Two foreign nationals working on the opposition's poll campaign are being deported from Kenya, the opposition and the US embassy said Saturday, just three days before a general election.

In a tweet the US embassy in Nairobi said an American and a Canadian had been detained Friday. "They're safe & departing Kenya," it added.

James Orengo, a senior official in the National Super Alliance (NASA) opposition coalition, named the two as John Aristotle Phillips, an American, and Andreas Katsouris, a Canadian.

Phillips is chief executive officer of Aristotle Inc, a Washington-based data mining firm and political consultancy, while Katsouris is a senior vice president in the company.

Aristotle spokeswoman Brandi Travis confirmed the deportation.

"We have for years worked on pro-democracy campaigns. They were helping NASA's candidate," Raila Odinga, Travis said.

Orengo described the two men as "friends from Canada and the United States".

- 'Highly suggestive' -

"Both of them were sharing their experiences with us," he said without providing further details. Aristotle has reportedly been hired to work on the NASA campaign.

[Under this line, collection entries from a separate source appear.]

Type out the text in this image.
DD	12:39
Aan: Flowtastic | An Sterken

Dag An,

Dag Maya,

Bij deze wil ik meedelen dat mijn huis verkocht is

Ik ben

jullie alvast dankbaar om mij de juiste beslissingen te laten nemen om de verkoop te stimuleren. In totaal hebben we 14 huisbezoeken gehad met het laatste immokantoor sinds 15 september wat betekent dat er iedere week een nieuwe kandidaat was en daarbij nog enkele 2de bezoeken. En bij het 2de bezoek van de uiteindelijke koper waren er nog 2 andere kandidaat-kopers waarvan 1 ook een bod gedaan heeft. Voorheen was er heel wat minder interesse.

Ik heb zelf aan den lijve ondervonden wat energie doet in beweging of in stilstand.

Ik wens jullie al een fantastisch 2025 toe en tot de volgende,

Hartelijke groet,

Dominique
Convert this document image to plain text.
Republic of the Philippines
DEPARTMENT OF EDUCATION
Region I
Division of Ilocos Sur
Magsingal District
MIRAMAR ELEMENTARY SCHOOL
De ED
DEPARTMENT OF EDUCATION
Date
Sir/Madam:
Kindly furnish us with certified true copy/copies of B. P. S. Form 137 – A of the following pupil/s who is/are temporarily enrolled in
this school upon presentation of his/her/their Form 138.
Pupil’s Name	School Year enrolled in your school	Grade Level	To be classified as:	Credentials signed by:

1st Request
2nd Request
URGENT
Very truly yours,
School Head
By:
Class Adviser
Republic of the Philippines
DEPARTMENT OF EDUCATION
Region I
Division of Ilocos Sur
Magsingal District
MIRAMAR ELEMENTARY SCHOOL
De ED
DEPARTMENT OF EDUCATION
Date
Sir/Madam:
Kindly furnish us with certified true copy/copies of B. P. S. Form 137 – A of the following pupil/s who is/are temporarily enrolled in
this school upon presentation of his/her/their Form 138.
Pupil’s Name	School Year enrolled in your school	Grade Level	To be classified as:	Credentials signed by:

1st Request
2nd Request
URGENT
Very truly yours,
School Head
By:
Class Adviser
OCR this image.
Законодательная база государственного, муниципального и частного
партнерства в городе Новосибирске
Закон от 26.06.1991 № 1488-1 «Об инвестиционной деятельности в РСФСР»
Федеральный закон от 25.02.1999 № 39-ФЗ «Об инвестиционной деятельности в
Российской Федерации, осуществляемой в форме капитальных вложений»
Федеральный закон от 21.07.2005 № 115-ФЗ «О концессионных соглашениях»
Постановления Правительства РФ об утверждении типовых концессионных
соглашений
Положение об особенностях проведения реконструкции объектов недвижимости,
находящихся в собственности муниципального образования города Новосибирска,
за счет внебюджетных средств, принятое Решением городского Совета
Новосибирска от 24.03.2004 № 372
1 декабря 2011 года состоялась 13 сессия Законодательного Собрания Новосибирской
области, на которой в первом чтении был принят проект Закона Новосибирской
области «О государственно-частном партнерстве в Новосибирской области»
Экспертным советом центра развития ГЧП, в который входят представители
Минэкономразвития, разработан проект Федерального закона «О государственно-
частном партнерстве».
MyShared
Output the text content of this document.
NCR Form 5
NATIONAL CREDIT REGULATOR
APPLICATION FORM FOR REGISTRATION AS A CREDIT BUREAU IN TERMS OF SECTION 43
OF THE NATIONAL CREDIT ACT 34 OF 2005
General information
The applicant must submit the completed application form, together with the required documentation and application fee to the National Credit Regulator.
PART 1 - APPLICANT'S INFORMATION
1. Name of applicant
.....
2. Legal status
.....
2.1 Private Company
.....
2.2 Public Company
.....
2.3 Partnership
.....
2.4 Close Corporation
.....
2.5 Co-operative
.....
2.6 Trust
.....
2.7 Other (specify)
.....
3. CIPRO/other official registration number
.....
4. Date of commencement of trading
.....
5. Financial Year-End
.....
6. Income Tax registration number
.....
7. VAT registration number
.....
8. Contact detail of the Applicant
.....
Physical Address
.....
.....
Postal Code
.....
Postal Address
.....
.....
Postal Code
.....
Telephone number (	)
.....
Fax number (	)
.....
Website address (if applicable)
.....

"The police invaded their apartment where they were living in Westlands," a Nairobi neighbourhood, Orengo said.

He added that two Ghanaian electoral consultants "coming to help us and share their experiences with us" had also been denied entry to Kenya, but did not give their names.

The deportations and denials of entry come as the opposition claimed police had late Friday raided a party tally centre in Westlands where a parallel vote count was due to be conducted.

Orengo alleged all the incidents are part of a government plan to undermine the opposition's ability to verify results from a national election due on August 8.

"This should be seen in the context that yesterday was like an operation, not simply (targeting) this national centre but looking for everybody who would want to work with us."

Kenya's police chief has denied any such raid took place.

Nic Cheeseman, professor of African politics at Britain's University of Birmingham, said the alleged raid and deportations were a worrying sign just days ahead of the election.

"This looks like an attempt by a political faction to prevent the opposition from verifying and checking results. It is highly suggestive they intend some form of manipulation."

Earlier this week the tortured body of Chris Msando, the election commission's technology head responsible for overseeing the electronic transmission of results, was found dumped in a forest outside Nairobi.